This quadratic problem will not be that easy to solve if \Delta\theta is of high dimension. To circumvent this, the authors proposed a Lemma as shown below.

Lemma 1. Let \mathbf{A} be a nonsingular symmetric matrix in \mathbb{R}^{n\times n}, and \mathbf{x}\in \mathbb{R}^n be any vector. Then it holds that \mathbf{|x^\top Ax | \le x^\top |A|x}, where |\mathbf{A}| is the matrix obtained by taking the absolute value of each of the eigenvalues of \mathbf{A}.

Proof. \mathbf{A} is nonsingular and symmetric \Rightarrow \{e_1, e_2, \dots, e_n\} are orthogonal. If they have been normalized, then \mathbf{I} = \sum_i e_ie_i^\top.

\begin{aligned}  |\mathbf{x^\top Ax} | &= \left| \sum_i \mathbf{ (x^\top e}_i ) \mathbf{e}_i^\top \mathbf{A x }\right| = \left| \sum_i (\mathbf{x^\top e}_i )\lambda_i (\mathbf{e}_i^\top \mathbf{x}) \right| = \left| \sum_i \lambda_i (\mathbf{x}^\top \mathbf{e}_i)^2 \right| \\  & \le \sum_i |\lambda_i (\mathbf{x}^\top \mathbf{e}_i)^2| = \sum_i (\mathbf{x}^\top \mathbf{e}_i) | \lambda_i | (\mathbf{x}^\top \mathbf{e}_i) = \mathbf{ x^\top |A| x } \quad\quad \square  \end{aligned}

Therefore, instead of using the original constraint formula, we can fold \frac{1}{2} into the right-hand side distance upperbound and relax it a little bit as

\left| \Delta\theta^\top \mathbf{ H }\Delta\theta \right| \le \Delta\theta^\top |\mathbf{ H }|\Delta\theta \le \Delta.

As we have already stated that such minimizer will always lie on the boundary of the trust region, we can further remove the inequality sign. Our final optimization problem becomes

\begin{aligned}  \Delta\theta &= \text{argmin}_{\theta} f(\theta) + \nabla f(\theta)^\top \Delta\theta \\  & \mbox{s.t. } \Delta\theta^\top |\mathbf{H}| \Delta\theta = \Delta  \end{aligned},

which can be solved analytically by Lagrangian multiplier method.

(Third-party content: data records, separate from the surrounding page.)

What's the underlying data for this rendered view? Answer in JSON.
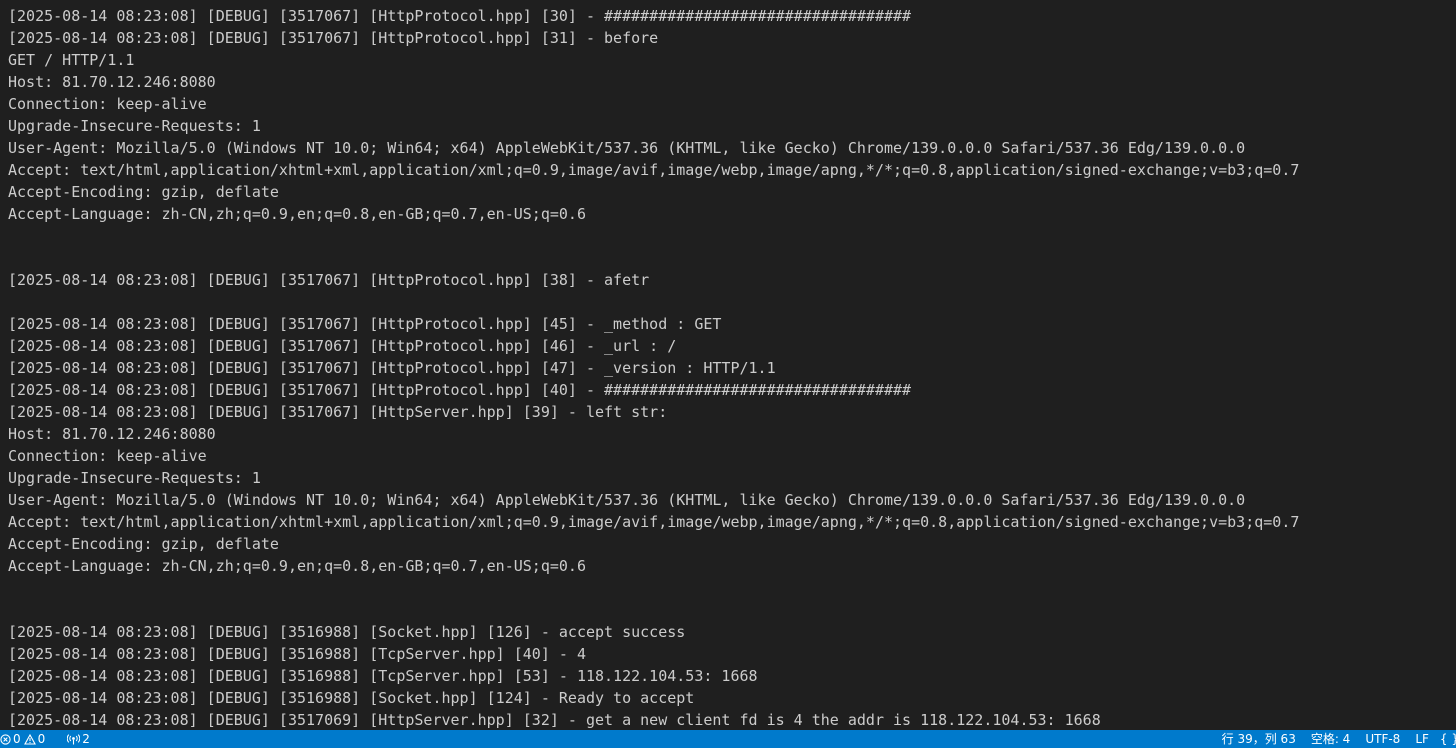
{
  "terminal": {
    "lines": [
      "[2025-08-14 08:23:08] [DEBUG] [3517067] [HttpProtocol.hpp] [30] - ##################################",
      "[2025-08-14 08:23:08] [DEBUG] [3517067] [HttpProtocol.hpp] [31] - before",
      "GET / HTTP/1.1",
      "Host: 81.70.12.246:8080",
      "Connection: keep-alive",
      "Upgrade-Insecure-Requests: 1",
      "User-Agent: Mozilla/5.0 (Windows NT 10.0; Win64; x64) AppleWebKit/537.36 (KHTML, like Gecko) Chrome/139.0.0.0 Safari/537.36 Edg/139.0.0.0",
      "Accept: text/html,application/xhtml+xml,application/xml;q=0.9,image/avif,image/webp,image/apng,*/*;q=0.8,application/signed-exchange;v=b3;q=0.7",
      "Accept-Encoding: gzip, deflate",
      "Accept-Language: zh-CN,zh;q=0.9,en;q=0.8,en-GB;q=0.7,en-US;q=0.6",
      "",
      "",
      "[2025-08-14 08:23:08] [DEBUG] [3517067] [HttpProtocol.hpp] [38] - afetr",
      "",
      "[2025-08-14 08:23:08] [DEBUG] [3517067] [HttpProtocol.hpp] [45] - _method : GET",
      "[2025-08-14 08:23:08] [DEBUG] [3517067] [HttpProtocol.hpp] [46] - _url : /",
      "[2025-08-14 08:23:08] [DEBUG] [3517067] [HttpProtocol.hpp] [47] - _version : HTTP/1.1",
      "[2025-08-14 08:23:08] [DEBUG] [3517067] [HttpProtocol.hpp] [40] - ##################################",
      "[2025-08-14 08:23:08] [DEBUG] [3517067] [HttpServer.hpp] [39] - left str:",
      "Host: 81.70.12.246:8080",
      "Connection: keep-alive",
      "Upgrade-Insecure-Requests: 1",
      "User-Agent: Mozilla/5.0 (Windows NT 10.0; Win64; x64) AppleWebKit/537.36 (KHTML, like Gecko) Chrome/139.0.0.0 Safari/537.36 Edg/139.0.0.0",
      "Accept: text/html,application/xhtml+xml,application/xml;q=0.9,image/avif,image/webp,image/apng,*/*;q=0.8,application/signed-exchange;v=b3;q=0.7",
      "Accept-Encoding: gzip, deflate",
      "Accept-Language: zh-CN,zh;q=0.9,en;q=0.8,en-GB;q=0.7,en-US;q=0.6",
      "",
      "",
      "[2025-08-14 08:23:08] [DEBUG] [3516988] [Socket.hpp] [126] - accept success",
      "[2025-08-14 08:23:08] [DEBUG] [3516988] [TcpServer.hpp] [40] - 4",
      "[2025-08-14 08:23:08] [DEBUG] [3516988] [TcpServer.hpp] [53] - 118.122.104.53: 1668",
      "[2025-08-14 08:23:08] [DEBUG] [3516988] [Socket.hpp] [124] - Ready to accept",
      "[2025-08-14 08:23:08] [DEBUG] [3517069] [HttpServer.hpp] [32] - get a new client fd is 4 the addr is 118.122.104.53: 1668"
    ]
  },
  "statusbar": {
    "errors_count": "0",
    "warnings_count": "0",
    "ports_count": "2",
    "cursor_position": "行 39，列 63",
    "indentation": "空格: 4",
    "encoding": "UTF-8",
    "eol": "LF",
    "language_icon": "{ }",
    "icons": {
      "errors": "error-circle-icon",
      "warnings": "warning-triangle-icon",
      "ports": "broadcast-icon",
      "language": "braces-icon"
    },
    "colors": {
      "background": "#007acc",
      "foreground": "#ffffff",
      "terminal_background": "#1f1f1f",
      "terminal_text": "#cccccc"
    }
  }
}
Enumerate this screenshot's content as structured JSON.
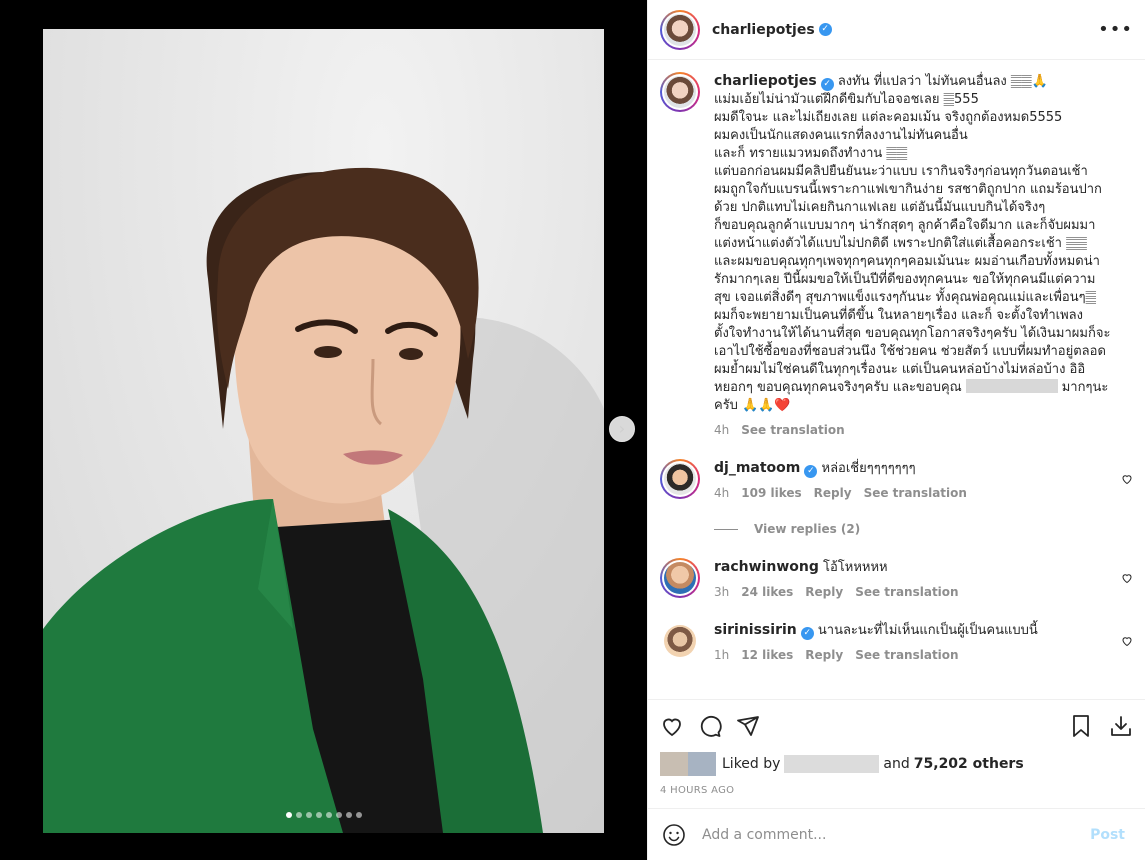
{
  "post": {
    "username": "charliepotjes",
    "verified_icon": "verified-badge-icon",
    "more_icon": "more-options-icon",
    "image_dots": 8,
    "image_active_index": 0
  },
  "caption": {
    "username": "charliepotjes",
    "text": "ลงทัน ที่แปลว่า ไม่ทันคนอื่นลง 𝄛𝄛🙏\nแม่มเอ้ยไม่น่ามัวแต่ฝึกดีขิมกับไอจอชเลย 𝄛555\nผมดีใจนะ และไม่เถียงเลย แต่ละคอมเม้น จริงถูกต้องหมด5555\nผมคงเป็นนักแสดงคนแรกที่ลงงานไม่ทันคนอื่น\nและก็ ทรายแมวหมดถึงทำงาน 𝄛𝄛\nแต่บอกก่อนผมมีคลิปยืนยันนะว่าแบบ เรากินจริงๆก่อนทุกวันตอนเช้า\nผมถูกใจกับแบรนนี้เพราะกาแฟเขากินง่าย รสชาติถูกปาก แถมร้อนปาก\nด้วย ปกติแทบไม่เคยกินกาแฟเลย แต่อันนี้มันแบบกินได้จริงๆ\nก็ขอบคุณลูกค้าแบบมากๆ น่ารักสุดๆ ลูกค้าคือใจดีมาก และก็จับผมมา\nแต่งหน้าแต่งตัวได้แบบไม่ปกติดี เพราะปกติใส่แต่เสื้อคอกระเช้า 𝄛𝄛\nและผมขอบคุณทุกๆเพจทุกๆคนทุกๆคอมเม้นนะ ผมอ่านเกือบทั้งหมดน่า\nรักมากๆเลย ปีนี้ผมขอให้เป็นปีที่ดีของทุกคนนะ ขอให้ทุกคนมีแต่ความ\nสุข เจอแต่สิ่งดีๆ สุขภาพแข็งแรงๆกันนะ ทั้งคุณพ่อคุณแม่และเพื่อนๆ𝄛\nผมก็จะพยายามเป็นคนที่ดีขึ้น ในหลายๆเรื่อง และก็ จะตั้งใจทำเพลง\nตั้งใจทำงานให้ได้นานที่สุด ขอบคุณทุกโอกาสจริงๆครับ ได้เงินมาผมก็จะ\nเอาไปใช้ซื้อของที่ชอบส่วนนึง ใช้ช่วยคน ช่วยสัตว์ แบบที่ผมทำอยู่ตลอด\nผมย้ำผมไม่ใช่คนดีในทุกๆเรื่องนะ แต่เป็นคนหล่อบ้างไม่หล่อบ้าง อิอิ\nหยอกๆ ขอบคุณทุกคนจริงๆครับ และขอบคุณ",
    "text_end": "มากๆนะ\nครับ 🙏🙏❤️",
    "time": "4h",
    "see_translation": "See translation"
  },
  "comments": [
    {
      "username": "dj_matoom",
      "verified": true,
      "text": "หล่อเชี่ยๆๆๆๆๆๆๆ",
      "time": "4h",
      "likes": "109 likes",
      "reply": "Reply",
      "see_translation": "See translation",
      "view_replies": "View replies (2)"
    },
    {
      "username": "rachwinwong",
      "verified": false,
      "text": "โอ้โหหหหห",
      "time": "3h",
      "likes": "24 likes",
      "reply": "Reply",
      "see_translation": "See translation"
    },
    {
      "username": "sirinissirin",
      "verified": true,
      "text": "นานละนะที่ไม่เห็นแกเป็นผู้เป็นคนแบบนี้",
      "time": "1h",
      "likes": "12 likes",
      "reply": "Reply",
      "see_translation": "See translation"
    }
  ],
  "actions": {
    "like_icon": "heart-icon",
    "comment_icon": "comment-icon",
    "share_icon": "share-icon",
    "save_icon": "bookmark-icon",
    "download_icon": "download-icon"
  },
  "likes": {
    "prefix": "Liked by",
    "and": "and",
    "count": "75,202 others"
  },
  "time_ago": "4 HOURS AGO",
  "add_comment": {
    "placeholder": "Add a comment...",
    "post_label": "Post",
    "emoji_icon": "emoji-icon"
  },
  "colors": {
    "verified": "#3897f0",
    "post_button": "#b2dffc",
    "suit_green": "#1f7a3e"
  }
}
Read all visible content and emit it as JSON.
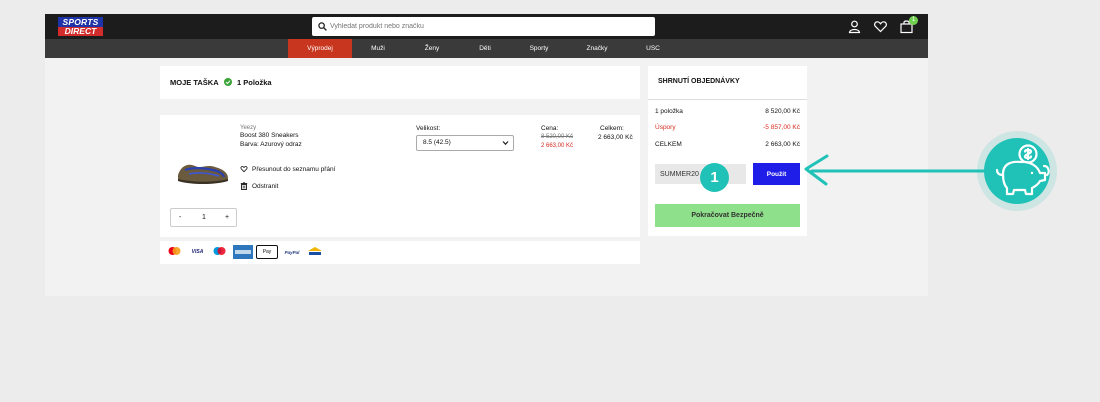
{
  "header": {
    "logo_top": "SPORTS",
    "logo_bottom": "DIRECT",
    "search_placeholder": "Vyhledat produkt nebo značku",
    "cart_count": "1"
  },
  "nav": {
    "items": [
      "Výprodej",
      "Muži",
      "Ženy",
      "Děti",
      "Sporty",
      "Značky",
      "USC"
    ],
    "active": "Výprodej"
  },
  "bag": {
    "title": "MOJE TAŠKA",
    "count": "1 Položka"
  },
  "item": {
    "brand": "Yeezy",
    "name": "Boost 380 Sneakers",
    "color": "Barva: Azurový odraz",
    "size_label": "Velikost:",
    "size_value": "8.5 (42.5)",
    "price_label": "Cena:",
    "price_old": "8 520,00 Kč",
    "price_new": "2 663,00 Kč",
    "total_label": "Celkem:",
    "total_value": "2 663,00 Kč",
    "wishlist_label": "Přesunout do seznamu přání",
    "remove_label": "Odstranit",
    "qty_minus": "-",
    "qty_value": "1",
    "qty_plus": "+"
  },
  "payments": [
    "VISA",
    "Pay",
    "PayPal"
  ],
  "summary": {
    "title": "SHRNUTÍ OBJEDNÁVKY",
    "items_label": "1 položka",
    "items_value": "8 520,00 Kč",
    "savings_label": "Úspory",
    "savings_value": "-5 857,00 Kč",
    "total_label": "CELKEM",
    "total_value": "2 663,00 Kč",
    "promo_value": "SUMMER20",
    "apply_label": "Použít",
    "continue_label": "Pokračovat Bezpečně"
  },
  "annotation": {
    "step": "1",
    "color": "#20c2b8"
  },
  "colors": {
    "accent_red": "#c8361f",
    "apply_blue": "#1f1ee8",
    "continue_green": "#8fe08a",
    "badge_green": "#6fcf4e"
  }
}
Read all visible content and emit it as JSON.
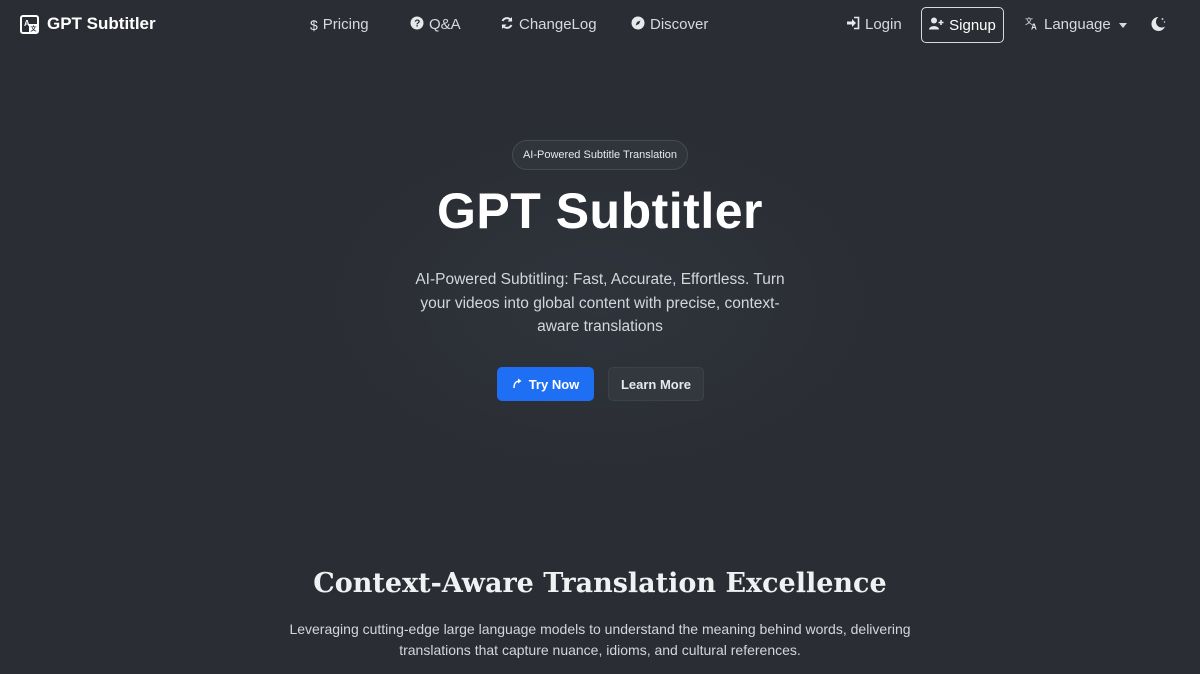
{
  "brand": {
    "name": "GPT Subtitler",
    "icon": "translate-box-icon"
  },
  "nav": {
    "pricing": {
      "label": "Pricing",
      "icon": "dollar-icon"
    },
    "qa": {
      "label": "Q&A",
      "icon": "question-circle-icon"
    },
    "changelog": {
      "label": "ChangeLog",
      "icon": "refresh-icon"
    },
    "discover": {
      "label": "Discover",
      "icon": "compass-icon"
    },
    "login": {
      "label": "Login",
      "icon": "login-arrow-icon"
    },
    "signup": {
      "label": "Signup",
      "icon": "user-plus-icon"
    },
    "language": {
      "label": "Language",
      "icon": "translate-icon"
    },
    "theme_toggle": {
      "icon": "moon-stars-icon"
    }
  },
  "hero": {
    "badge": "AI-Powered Subtitle Translation",
    "title": "GPT Subtitler",
    "subtitle": "AI-Powered Subtitling: Fast, Accurate, Effortless. Turn your videos into global content with precise, context-aware translations",
    "primary_button": "Try Now",
    "secondary_button": "Learn More"
  },
  "section": {
    "title": "Context-Aware Translation Excellence",
    "text": "Leveraging cutting-edge large language models to understand the meaning behind words, delivering translations that capture nuance, idioms, and cultural references."
  },
  "colors": {
    "background": "#2a2d33",
    "primary": "#1f6ff5",
    "text": "#e6e8eb"
  }
}
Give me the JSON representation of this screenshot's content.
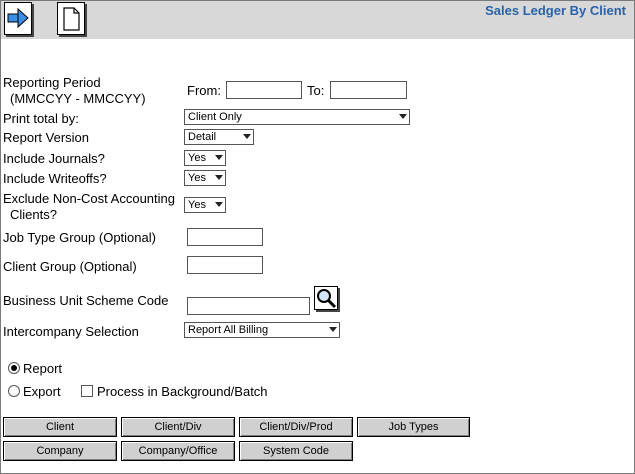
{
  "header": {
    "title": "Sales Ledger By Client",
    "toolbar": {
      "run_icon": "arrow-right-icon",
      "new_icon": "document-icon"
    }
  },
  "form": {
    "reporting_period": {
      "label_line1": "Reporting Period",
      "label_line2": "(MMCCYY - MMCCYY)",
      "from_label": "From:",
      "from_value": "",
      "to_label": "To:",
      "to_value": ""
    },
    "print_total_by": {
      "label": "Print total by:",
      "value": "Client Only"
    },
    "report_version": {
      "label": "Report Version",
      "value": "Detail"
    },
    "include_journals": {
      "label": "Include Journals?",
      "value": "Yes"
    },
    "include_writeoffs": {
      "label": "Include Writeoffs?",
      "value": "Yes"
    },
    "exclude_non_cost": {
      "label_line1": "Exclude Non-Cost Accounting",
      "label_line2": "Clients?",
      "value": "Yes"
    },
    "job_type_group": {
      "label": "Job Type Group (Optional)",
      "value": ""
    },
    "client_group": {
      "label": "Client Group (Optional)",
      "value": ""
    },
    "business_unit": {
      "label": "Business Unit Scheme Code",
      "value": "",
      "lookup_icon": "magnifier-icon"
    },
    "intercompany": {
      "label": "Intercompany Selection",
      "value": "Report All Billing"
    },
    "output": {
      "report_label": "Report",
      "export_label": "Export",
      "selected": "Report",
      "background_label": "Process in Background/Batch",
      "background_checked": false
    }
  },
  "buttons": {
    "client": "Client",
    "client_div": "Client/Div",
    "client_div_prod": "Client/Div/Prod",
    "job_types": "Job Types",
    "company": "Company",
    "company_office": "Company/Office",
    "system_code": "System Code"
  },
  "colors": {
    "title": "#2a62a8",
    "toolbar_bg": "#d8d8d8",
    "button_bg": "#d0d0d0"
  }
}
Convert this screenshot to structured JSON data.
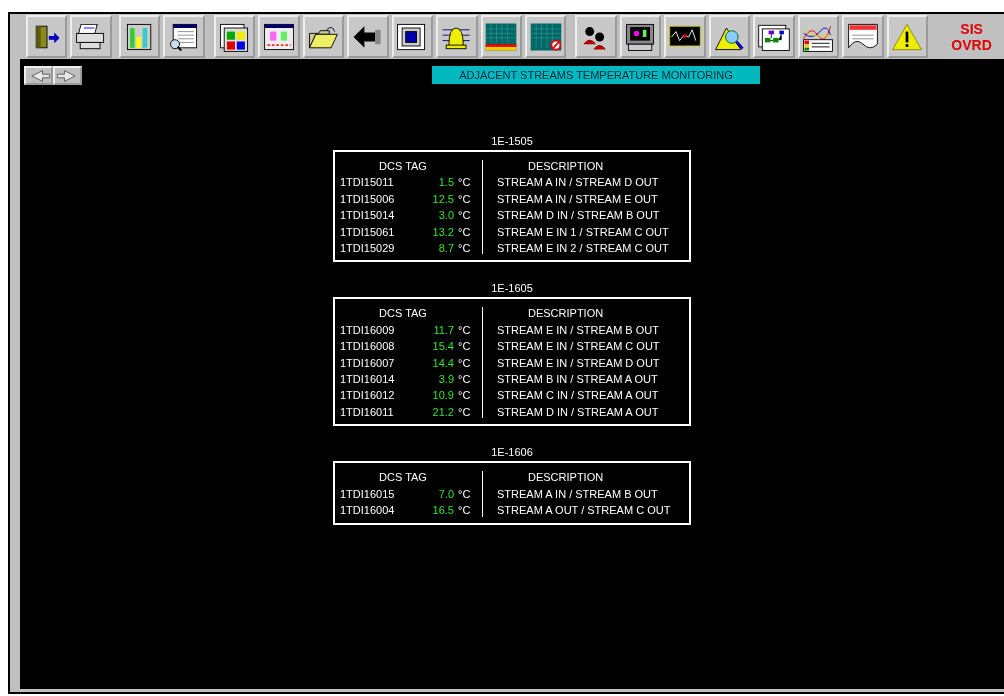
{
  "toolbar": {
    "override_button": "SIS OVRD"
  },
  "page_title": "ADJACENT STREAMS TEMPERATURE MONITORING",
  "exchangers": [
    {
      "name": "1E-1505",
      "columns": [
        "DCS TAG",
        "DESCRIPTION"
      ],
      "rows": [
        {
          "tag": "1TDI15011",
          "value": "1.5",
          "unit": "°C",
          "description": "STREAM A IN / STREAM D OUT"
        },
        {
          "tag": "1TDI15006",
          "value": "12.5",
          "unit": "°C",
          "description": "STREAM A IN / STREAM E OUT"
        },
        {
          "tag": "1TDI15014",
          "value": "3.0",
          "unit": "°C",
          "description": "STREAM D IN / STREAM B OUT"
        },
        {
          "tag": "1TDI15061",
          "value": "13.2",
          "unit": "°C",
          "description": "STREAM E IN 1 / STREAM C OUT"
        },
        {
          "tag": "1TDI15029",
          "value": "8.7",
          "unit": "°C",
          "description": "STREAM E IN 2 / STREAM C OUT"
        }
      ]
    },
    {
      "name": "1E-1605",
      "columns": [
        "DCS TAG",
        "DESCRIPTION"
      ],
      "rows": [
        {
          "tag": "1TDI16009",
          "value": "11.7",
          "unit": "°C",
          "description": "STREAM E IN / STREAM B OUT"
        },
        {
          "tag": "1TDI16008",
          "value": "15.4",
          "unit": "°C",
          "description": "STREAM E IN / STREAM C OUT"
        },
        {
          "tag": "1TDI16007",
          "value": "14.4",
          "unit": "°C",
          "description": "STREAM E IN / STREAM D OUT"
        },
        {
          "tag": "1TDI16014",
          "value": "3.9",
          "unit": "°C",
          "description": "STREAM B IN / STREAM A OUT"
        },
        {
          "tag": "1TDI16012",
          "value": "10.9",
          "unit": "°C",
          "description": "STREAM C IN / STREAM A OUT"
        },
        {
          "tag": "1TDI16011",
          "value": "21.2",
          "unit": "°C",
          "description": "STREAM D IN / STREAM A OUT"
        }
      ]
    },
    {
      "name": "1E-1606",
      "columns": [
        "DCS TAG",
        "DESCRIPTION"
      ],
      "rows": [
        {
          "tag": "1TDI16015",
          "value": "7.0",
          "unit": "°C",
          "description": "STREAM A IN / STREAM B OUT"
        },
        {
          "tag": "1TDI16004",
          "value": "16.5",
          "unit": "°C",
          "description": "STREAM A OUT / STREAM C OUT"
        }
      ]
    }
  ]
}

\begin{aligned}  \mathcal{L}( \Delta\theta, \lambda ) = f(\theta) &+ \nabla f(\theta)^\top \Delta\theta + \lambda ( \Delta\theta^\top |\mathbf{H}| \Delta\theta - \Delta ) \\  &\min_{\Delta\theta} \max_{\lambda} \mathcal{L}( \Delta\theta, \lambda ) \\  \frac{\partial \mathcal{L}}{\partial \Delta\theta } &= \nabla f(\theta) + 2\lambda |\mathbf{H}| \Delta\theta = 0\\  & \Longrightarrow \Delta\theta = -\frac{1}{2\lambda} |\mathbf{H}|^{-1} \nabla f(\theta).  \end{aligned}

If the scalar in front is folded into learning rate, an update step would be

\Delta\theta = -|\mathbf{H}|^{-1} \nabla f(\theta).

This is called saddle-free Newton method (SFN), which inherits the merits of both SGD and Newton method.

  1. It can move further (less) in the directions of low (high) curvature as compared to SGD.
  2. With always correct directions, it can move away from saddle points when the Hessian matrix is not positive definite.

However, the exact computation of a Hessian matrix would be infeasible in a high dimensional problem. To escape from exact computation, the authors introduce the Krylov subspace method, which tries to optimize upon another space that is much lower than the original space, i.e., \hat{f}(\alpha) = f(\theta + \alpha \mathbf{V} ).  Here \mathbf{V} stands for the k largest eigenvectors of the Hessian matrix. Such eigenvectors can be found efficiently through Lanczos iteration as stated in their paper. So it should be noted that now we are optimizing on the variable \alpha. Afterward, the new absolute value version Hessian matrix associated with this new space is calculated via eigendecomposition for |\hat{\mathbf{H}}| \leftarrow \left| \frac{\partial^2 f}{\partial \alpha^2} \right|. Thereafter, Newton method similar steps can be applied iteratively. The authors also involve another step to determine the learning rate (step size) for their SFN method. The overall pseudocode is shown in Algorithm 1 in the following figure.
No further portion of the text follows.